Zero-Shot Adaptation of Behavioral Foundation Models to Unseen Dynamics
Abstract
Behavioral Foundation Models (BFMs) proved successful in producing near-optimal policies for arbitrary tasks in a zero-shot manner, requiring no test-time retraining or task-specific fine-tuning. Among the most promising BFMs are the ones that estimate the successor measure learned in an unsupervised way from task-agnostic offline data. However, these methods fail to react to changes in the dynamics, making them inefficient under partial observability or when the transition function changes. This hinders the applicability of BFMs in a real-world setting, e.g., in robotics, where the dynamics can unexpectedly change at test time. In this work, we demonstrate that Forward–Backward (FB) representation, one of the methods from the BFM family, cannot produce reasonable policies under distinct dynamics, leading to an interference among the latent policy representations.

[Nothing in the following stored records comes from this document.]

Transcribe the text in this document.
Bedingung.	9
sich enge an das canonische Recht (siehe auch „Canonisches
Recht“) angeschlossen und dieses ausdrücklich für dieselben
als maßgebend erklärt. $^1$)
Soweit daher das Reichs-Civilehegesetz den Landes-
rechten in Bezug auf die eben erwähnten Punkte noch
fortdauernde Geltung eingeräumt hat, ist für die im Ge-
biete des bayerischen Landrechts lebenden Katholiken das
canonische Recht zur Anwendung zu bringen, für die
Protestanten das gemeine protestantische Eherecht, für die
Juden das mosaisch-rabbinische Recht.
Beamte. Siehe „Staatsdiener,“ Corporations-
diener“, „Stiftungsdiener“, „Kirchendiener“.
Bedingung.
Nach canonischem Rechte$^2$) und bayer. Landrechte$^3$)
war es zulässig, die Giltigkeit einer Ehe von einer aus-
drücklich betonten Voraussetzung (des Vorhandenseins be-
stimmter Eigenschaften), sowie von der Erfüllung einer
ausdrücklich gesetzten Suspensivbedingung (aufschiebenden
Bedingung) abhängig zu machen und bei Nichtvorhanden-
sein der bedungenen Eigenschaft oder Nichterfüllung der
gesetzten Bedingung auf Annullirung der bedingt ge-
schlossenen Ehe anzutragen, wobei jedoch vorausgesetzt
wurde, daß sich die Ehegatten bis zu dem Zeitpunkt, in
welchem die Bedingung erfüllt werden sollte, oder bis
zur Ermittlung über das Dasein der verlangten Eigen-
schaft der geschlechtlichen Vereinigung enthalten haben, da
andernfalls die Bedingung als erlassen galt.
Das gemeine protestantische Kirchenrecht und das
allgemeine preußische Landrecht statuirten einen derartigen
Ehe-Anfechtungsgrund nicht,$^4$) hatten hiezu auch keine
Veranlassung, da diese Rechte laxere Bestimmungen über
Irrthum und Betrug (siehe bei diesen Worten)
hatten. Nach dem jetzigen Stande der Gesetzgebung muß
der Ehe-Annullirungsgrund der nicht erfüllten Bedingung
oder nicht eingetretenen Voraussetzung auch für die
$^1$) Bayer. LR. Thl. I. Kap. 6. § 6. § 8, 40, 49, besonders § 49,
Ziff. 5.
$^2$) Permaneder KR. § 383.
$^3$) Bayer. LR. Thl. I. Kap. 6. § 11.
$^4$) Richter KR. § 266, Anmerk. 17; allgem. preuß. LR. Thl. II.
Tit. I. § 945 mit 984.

To address this, we propose an FB model with a transformer-based belief estimator, which greatly facilitates zero-shot adaptation. Additionally, we show that partitioning the policy encoding space into dynamics-specific clusters, aligned with the context-embedding directions, yields additional gain in performance. Those traits allow our method to respond to the dynamics mismatches observed during training and to generalize to unseen ones. Empirically, in the changing dynamics setting, our approach achieves up to a 2x higher zero-shot returns compared to the baselines for both discrete and continuous tasks.